Afrique : Se réapproprier un accès au marché détenu par les occidentaux

Julien Helmlinger - 10.11.2014

Edition - International - Afrique - Littérature et francophonie - Djibril Tamsir Niane


Ce vendredi 7 novembre, à Dakar, le président de l'Association des écrivains du Sénégal (AES) Alioune Badara Bèye a plaidé en faveur de mesures protectionnistes en vue de la survie de l'industrie de l'édition.
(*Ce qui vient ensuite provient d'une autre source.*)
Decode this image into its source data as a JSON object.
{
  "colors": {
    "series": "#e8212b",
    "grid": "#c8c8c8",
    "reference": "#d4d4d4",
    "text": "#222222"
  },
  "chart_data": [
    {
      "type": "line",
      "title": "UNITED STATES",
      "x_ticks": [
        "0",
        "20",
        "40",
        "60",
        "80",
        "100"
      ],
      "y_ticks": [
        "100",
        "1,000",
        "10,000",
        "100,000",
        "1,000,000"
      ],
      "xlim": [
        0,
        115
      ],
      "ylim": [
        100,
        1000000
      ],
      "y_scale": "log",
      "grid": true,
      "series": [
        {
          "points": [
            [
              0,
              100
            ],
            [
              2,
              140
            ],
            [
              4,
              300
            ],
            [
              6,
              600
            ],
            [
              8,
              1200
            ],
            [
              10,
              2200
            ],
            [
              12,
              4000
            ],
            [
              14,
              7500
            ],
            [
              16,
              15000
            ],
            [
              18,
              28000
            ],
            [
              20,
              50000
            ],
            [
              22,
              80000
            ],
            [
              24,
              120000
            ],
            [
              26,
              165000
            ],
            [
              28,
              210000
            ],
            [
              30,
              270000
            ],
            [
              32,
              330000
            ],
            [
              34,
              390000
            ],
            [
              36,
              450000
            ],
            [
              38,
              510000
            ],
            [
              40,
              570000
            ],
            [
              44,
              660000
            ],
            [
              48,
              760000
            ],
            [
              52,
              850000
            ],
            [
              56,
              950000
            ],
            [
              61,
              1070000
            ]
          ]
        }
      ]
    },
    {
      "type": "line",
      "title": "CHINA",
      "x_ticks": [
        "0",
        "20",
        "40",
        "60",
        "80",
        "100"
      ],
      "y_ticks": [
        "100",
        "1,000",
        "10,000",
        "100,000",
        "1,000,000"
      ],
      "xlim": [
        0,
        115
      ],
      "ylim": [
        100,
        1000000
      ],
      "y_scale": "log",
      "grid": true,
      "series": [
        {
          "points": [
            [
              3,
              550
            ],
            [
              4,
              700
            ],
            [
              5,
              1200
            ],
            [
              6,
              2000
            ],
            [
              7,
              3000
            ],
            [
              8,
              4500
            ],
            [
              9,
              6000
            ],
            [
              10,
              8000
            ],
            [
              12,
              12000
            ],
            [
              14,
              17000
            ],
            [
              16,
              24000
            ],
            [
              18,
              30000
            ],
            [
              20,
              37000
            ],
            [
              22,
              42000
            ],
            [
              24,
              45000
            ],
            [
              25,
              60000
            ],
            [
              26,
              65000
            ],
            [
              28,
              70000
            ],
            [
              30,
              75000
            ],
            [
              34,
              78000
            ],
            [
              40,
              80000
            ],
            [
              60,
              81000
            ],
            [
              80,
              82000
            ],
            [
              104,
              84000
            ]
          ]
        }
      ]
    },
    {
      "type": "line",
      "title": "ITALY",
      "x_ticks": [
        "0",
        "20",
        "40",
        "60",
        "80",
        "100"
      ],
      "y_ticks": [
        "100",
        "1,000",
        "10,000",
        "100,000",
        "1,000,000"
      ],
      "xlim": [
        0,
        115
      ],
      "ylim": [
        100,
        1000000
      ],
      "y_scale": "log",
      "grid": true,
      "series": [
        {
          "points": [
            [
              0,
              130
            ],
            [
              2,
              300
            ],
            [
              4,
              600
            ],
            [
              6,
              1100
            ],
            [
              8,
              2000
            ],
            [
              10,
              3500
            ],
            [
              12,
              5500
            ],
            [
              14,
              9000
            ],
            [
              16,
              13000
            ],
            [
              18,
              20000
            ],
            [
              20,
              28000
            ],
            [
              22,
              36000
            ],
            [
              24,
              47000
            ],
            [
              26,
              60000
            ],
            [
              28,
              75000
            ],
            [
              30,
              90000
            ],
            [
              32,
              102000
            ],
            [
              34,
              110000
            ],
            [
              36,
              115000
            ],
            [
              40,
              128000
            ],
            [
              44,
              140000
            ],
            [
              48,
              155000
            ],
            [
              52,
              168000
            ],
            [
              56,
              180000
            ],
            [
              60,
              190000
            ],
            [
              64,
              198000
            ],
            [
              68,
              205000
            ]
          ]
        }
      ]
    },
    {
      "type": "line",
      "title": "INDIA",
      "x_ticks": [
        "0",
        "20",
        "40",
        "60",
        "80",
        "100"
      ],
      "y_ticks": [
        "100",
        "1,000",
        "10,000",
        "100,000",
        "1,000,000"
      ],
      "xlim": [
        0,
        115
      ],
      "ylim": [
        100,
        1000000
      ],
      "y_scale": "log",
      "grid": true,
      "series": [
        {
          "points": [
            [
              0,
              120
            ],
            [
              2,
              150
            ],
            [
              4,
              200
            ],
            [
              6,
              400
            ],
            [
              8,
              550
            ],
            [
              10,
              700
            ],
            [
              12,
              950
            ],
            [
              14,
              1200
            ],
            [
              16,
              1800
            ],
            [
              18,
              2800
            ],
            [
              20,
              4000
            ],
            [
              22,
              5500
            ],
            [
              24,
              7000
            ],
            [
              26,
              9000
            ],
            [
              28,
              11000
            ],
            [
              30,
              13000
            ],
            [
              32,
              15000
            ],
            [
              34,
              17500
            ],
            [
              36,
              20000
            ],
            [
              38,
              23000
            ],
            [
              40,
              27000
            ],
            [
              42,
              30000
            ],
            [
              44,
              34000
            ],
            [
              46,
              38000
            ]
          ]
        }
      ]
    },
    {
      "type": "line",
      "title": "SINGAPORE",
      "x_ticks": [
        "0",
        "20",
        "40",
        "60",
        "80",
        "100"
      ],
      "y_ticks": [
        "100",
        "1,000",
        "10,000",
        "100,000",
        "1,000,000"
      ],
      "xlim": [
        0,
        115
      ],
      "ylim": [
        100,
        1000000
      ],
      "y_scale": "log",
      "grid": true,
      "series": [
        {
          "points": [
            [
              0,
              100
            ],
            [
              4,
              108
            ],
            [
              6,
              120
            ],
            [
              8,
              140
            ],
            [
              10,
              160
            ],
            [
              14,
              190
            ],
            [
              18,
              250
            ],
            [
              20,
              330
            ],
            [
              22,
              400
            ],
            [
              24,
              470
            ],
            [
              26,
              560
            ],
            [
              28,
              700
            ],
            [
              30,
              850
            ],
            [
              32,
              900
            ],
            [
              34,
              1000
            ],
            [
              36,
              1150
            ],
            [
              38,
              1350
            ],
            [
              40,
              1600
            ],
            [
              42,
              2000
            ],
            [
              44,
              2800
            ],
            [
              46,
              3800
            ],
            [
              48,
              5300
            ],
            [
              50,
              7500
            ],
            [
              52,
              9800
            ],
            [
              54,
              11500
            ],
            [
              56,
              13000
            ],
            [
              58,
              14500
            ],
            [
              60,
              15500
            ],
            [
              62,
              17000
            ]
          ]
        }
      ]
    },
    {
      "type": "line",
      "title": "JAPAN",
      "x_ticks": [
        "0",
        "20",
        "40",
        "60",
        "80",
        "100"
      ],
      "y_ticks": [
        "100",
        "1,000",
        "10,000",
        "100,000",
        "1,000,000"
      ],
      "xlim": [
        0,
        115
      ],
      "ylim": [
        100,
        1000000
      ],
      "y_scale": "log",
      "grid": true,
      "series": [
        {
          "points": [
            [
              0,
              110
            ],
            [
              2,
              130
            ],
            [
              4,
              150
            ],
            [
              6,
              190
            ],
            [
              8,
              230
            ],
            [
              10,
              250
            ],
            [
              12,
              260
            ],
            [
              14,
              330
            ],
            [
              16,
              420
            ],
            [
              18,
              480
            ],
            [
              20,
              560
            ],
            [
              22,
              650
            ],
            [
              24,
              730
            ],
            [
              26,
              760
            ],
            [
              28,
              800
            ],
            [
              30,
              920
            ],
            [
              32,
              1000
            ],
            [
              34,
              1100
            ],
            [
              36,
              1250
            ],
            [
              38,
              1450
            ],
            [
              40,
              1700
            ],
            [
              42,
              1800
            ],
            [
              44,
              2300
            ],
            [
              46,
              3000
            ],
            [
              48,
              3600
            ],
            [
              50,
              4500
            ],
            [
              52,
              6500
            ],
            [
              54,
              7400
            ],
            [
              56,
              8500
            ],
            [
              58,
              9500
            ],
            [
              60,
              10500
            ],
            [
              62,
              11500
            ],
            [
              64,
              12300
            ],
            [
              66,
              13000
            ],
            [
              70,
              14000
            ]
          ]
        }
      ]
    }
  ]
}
Le dramaturge invoque une préférence nationale qui doit se traduire par l'approvisionnement du marché local en ouvrages africains en grande quantité, par la création d'une fédération d'auteurs et des publications en langues nationales.

 

 

Africa

CC by 2.0 par residentevil_star2001 

 

 

Selon le président de l'AES, qui s'exprimait dans le cadre de l'ouverture de la 22e édition de la Journée internationale de l'écrivain africain : « La préférence nationale doit prévaloir en Afrique, pour la survie de l'édition, avec la création d'une fédération internationale des éditeurs africains, mais aussi le renforcement de l'édition en langues nationales. »

 

En présence de la ministre mauritanienne de la Culture et de l'Artisanat, Fatma Vall Mint Soueinae, Bèye a pointé au rang des problèmes de l'édition africaine le fait que l'accès au marché du livre scolaire et universitaire était jusqu'à présent aux mains des éditeurs occidentaux.

 

Le président de l'AES s'est également exprimé à propos du parrain de la Journée internationale 2014 de l'écrivain africain, le Guinéen Djibril Tamsir Niane, 82 ans, qu'il a qualifié de « dernier Mohican du continent africain ». Il a en outre rappelé que l'homme faisait partie de ceux qui ont « exhumé » la Charte du Mandé, texte précurseur de la Déclaration universelle des droits de l'homme.

 

Le parrain était représenté par le poète Amadou Lamine Sall, qui a récapitulé le parcours du Mohican, et notamment la publication de son œuvre la plus célèbre, Soundiata ou l'épopée mandingue, en 1960. Présentant Djibril Tamsir Niane comme un spécialiste de l'histoire du Mandé, le poète a précisé qu'il avait été emprisonné sous le régime de Sékou Touré, premier président de la Guinée indépendante, avant de s'exiler au Sénégal dans les années 1970.

 

Amadou Lamine Sall a souligné le message de « veille » transmis par l'œuvre du parrain de la Journée, en invitant les jeunes générations d'écrivains africains à suivre son exemple, pour être entendues et respectées, et à faire en sorte que l'héritage de leurs aînés soit « préservé et enseigné ». La manifestation culturelle et littéraire doit se poursuivre jusqu'au 12 novembre, sur le thème « Littérature et Francophonie ».